202 Percent_Lifetime_Remain 0x0030 006 006 001 Old_age Offline - 94
Raw value is 94 and with a title of “Percent Lifetime Remaining” we believe it is how much life remains. Sounds good, right? Based on this and the other values (lack of errors) I have to make the judgement call that the drive is actually 94% good and 6% used.
But then you look at the VALUE=006, WORST=006, and THRESH=1 (what the script looks at and has been fairly reliable over the years).
THRESH is the point at which a failure is expected. the closer we get to 1, the worse we are.
WORST is the worst value recorded.
VALUE is the current value.
If Thresh
is a low number then Value
being a low number means we are on the wrong side of good. Typically I see Thresh for Wear Level set at 25 or 75, never 100 or 1 for this value so it is a bit surprising to think this is a valid piece of data for this drive.
The end result is the data contradicts itself.
As for the script, there are many different ways a SSD reports wear level, too many, and I had to choose an order on which ones to look for first. If one works, that is the value we use. Sometimes it is wrong, but that is why I have the Custom Drive Configuration in the script. The end user can make an adjustment for an individual drive.
In this situation, you have one option which would work to fix this, use reversing the VALUE (100-VALUE=result)

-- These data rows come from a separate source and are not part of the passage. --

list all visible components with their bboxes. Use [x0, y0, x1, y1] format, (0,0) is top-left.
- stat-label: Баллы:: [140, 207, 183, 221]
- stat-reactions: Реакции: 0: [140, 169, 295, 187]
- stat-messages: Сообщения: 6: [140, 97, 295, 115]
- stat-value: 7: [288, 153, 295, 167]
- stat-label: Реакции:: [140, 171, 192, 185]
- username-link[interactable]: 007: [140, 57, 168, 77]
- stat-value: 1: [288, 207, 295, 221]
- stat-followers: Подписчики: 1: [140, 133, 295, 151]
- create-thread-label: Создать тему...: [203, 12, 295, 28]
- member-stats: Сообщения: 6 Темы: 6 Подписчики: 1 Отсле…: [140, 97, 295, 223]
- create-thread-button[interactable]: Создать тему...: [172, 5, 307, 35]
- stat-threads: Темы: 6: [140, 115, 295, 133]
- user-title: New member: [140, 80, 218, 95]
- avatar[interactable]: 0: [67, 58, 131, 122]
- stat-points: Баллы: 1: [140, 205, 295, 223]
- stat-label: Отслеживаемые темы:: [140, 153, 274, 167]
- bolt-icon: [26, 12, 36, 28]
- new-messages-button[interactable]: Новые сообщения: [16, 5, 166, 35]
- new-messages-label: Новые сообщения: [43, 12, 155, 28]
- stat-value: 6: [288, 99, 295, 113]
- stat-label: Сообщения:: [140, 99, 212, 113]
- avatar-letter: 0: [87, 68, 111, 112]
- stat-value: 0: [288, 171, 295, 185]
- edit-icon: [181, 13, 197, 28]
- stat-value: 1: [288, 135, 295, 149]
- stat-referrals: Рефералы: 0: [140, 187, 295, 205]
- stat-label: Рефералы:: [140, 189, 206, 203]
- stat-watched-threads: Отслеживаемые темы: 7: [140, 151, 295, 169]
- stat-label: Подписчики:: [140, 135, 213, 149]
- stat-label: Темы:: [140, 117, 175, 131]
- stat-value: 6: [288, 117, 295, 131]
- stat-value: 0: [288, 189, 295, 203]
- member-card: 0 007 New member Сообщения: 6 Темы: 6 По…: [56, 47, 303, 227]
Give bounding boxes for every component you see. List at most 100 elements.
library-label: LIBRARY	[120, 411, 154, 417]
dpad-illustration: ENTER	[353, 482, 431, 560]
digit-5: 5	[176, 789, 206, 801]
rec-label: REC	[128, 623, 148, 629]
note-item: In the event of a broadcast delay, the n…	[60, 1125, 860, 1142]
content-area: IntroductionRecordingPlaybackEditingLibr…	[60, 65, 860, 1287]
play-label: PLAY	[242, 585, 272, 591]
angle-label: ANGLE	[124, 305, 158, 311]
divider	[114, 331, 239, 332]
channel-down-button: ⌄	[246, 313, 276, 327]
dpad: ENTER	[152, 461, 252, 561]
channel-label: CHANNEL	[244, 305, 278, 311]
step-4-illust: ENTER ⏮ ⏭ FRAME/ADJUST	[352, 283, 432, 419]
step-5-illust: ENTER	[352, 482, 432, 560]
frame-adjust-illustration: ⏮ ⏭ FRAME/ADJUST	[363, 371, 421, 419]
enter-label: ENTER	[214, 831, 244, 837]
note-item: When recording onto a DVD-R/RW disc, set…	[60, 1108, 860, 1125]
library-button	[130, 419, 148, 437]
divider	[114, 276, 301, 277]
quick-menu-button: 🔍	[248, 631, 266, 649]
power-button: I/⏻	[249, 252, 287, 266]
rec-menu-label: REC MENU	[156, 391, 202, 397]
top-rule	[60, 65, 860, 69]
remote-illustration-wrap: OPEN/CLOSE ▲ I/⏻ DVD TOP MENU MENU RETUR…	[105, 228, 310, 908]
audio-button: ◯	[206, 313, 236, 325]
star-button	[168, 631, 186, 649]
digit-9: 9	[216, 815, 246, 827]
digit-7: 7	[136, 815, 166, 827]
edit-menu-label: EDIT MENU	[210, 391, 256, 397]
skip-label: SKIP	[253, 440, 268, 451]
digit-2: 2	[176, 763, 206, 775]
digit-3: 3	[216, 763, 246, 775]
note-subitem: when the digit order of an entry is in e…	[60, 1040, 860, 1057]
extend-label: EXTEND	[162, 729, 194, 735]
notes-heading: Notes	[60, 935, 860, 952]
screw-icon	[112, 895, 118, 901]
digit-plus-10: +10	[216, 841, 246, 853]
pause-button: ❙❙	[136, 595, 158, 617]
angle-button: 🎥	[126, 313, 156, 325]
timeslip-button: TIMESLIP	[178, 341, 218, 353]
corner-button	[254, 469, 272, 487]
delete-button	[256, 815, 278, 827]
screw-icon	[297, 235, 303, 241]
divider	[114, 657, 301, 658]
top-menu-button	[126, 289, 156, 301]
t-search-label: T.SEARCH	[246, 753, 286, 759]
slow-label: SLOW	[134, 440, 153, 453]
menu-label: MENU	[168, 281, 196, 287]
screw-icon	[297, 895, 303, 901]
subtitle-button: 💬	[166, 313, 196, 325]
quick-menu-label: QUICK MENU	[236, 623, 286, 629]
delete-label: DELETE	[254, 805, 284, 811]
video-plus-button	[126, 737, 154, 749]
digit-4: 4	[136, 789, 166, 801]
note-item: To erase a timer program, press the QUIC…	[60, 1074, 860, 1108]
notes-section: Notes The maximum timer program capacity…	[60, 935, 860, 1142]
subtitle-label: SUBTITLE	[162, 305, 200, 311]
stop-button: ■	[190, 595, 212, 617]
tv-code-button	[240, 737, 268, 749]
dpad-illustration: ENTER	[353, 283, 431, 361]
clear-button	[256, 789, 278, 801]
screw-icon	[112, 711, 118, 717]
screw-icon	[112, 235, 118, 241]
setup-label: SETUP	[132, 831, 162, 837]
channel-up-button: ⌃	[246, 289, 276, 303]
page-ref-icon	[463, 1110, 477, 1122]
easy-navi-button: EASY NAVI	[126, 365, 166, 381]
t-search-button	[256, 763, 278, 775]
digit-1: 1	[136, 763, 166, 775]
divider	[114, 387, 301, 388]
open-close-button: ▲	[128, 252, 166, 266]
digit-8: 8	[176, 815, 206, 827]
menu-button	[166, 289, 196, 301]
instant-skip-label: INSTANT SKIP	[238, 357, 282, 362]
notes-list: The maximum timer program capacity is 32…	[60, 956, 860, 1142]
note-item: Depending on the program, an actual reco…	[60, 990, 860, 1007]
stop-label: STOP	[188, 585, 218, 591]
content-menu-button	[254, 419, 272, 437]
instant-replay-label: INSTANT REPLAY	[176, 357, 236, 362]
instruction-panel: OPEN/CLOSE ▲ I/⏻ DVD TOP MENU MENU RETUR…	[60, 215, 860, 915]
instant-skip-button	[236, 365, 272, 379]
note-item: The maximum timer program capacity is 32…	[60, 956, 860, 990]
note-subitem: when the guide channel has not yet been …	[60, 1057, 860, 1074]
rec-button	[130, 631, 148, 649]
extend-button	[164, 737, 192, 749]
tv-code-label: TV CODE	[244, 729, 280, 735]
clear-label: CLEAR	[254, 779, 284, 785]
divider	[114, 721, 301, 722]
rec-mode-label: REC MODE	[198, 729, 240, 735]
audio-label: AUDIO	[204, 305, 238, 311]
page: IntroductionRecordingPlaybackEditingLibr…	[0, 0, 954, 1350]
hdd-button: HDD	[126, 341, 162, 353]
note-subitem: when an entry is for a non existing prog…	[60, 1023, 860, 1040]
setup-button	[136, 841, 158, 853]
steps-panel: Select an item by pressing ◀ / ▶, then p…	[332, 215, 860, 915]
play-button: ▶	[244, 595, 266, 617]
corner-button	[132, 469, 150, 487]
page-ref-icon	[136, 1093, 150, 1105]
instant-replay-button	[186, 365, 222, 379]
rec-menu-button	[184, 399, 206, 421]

This is actually very easy to do using the advanced configuration page, but to offer a very fast way I will just provide the part needed to be inserted into the multi_report_config.txt file:
Custom_Drives_List="2402E88E5F48:55:65:0:9:0:0:5:5:100:5:100:2:0:100:r:d"
My advice, use the above value and watch the wear level. If it moves oddly, let me know. I cannot account for every odd decision a manufacturer makes but I try to provide a work around.
Great work - thanks! I have implemented it and I’ll watch to see what happens over the next few weeks.
It’s puzzle to know why the value seems to have changed rapidly during this last week (and I note what you said about the power cut being an unlikely culprit). I have a couple of other Crucial SSDs in a different machine and I can run smartctl
on them to see what they say, if that would help in any way. Crucial is made by Micron which is a well known make so I would presume commonality between my various SSDs.
Thanks for this help and, again, let me know if I can do anything to help you.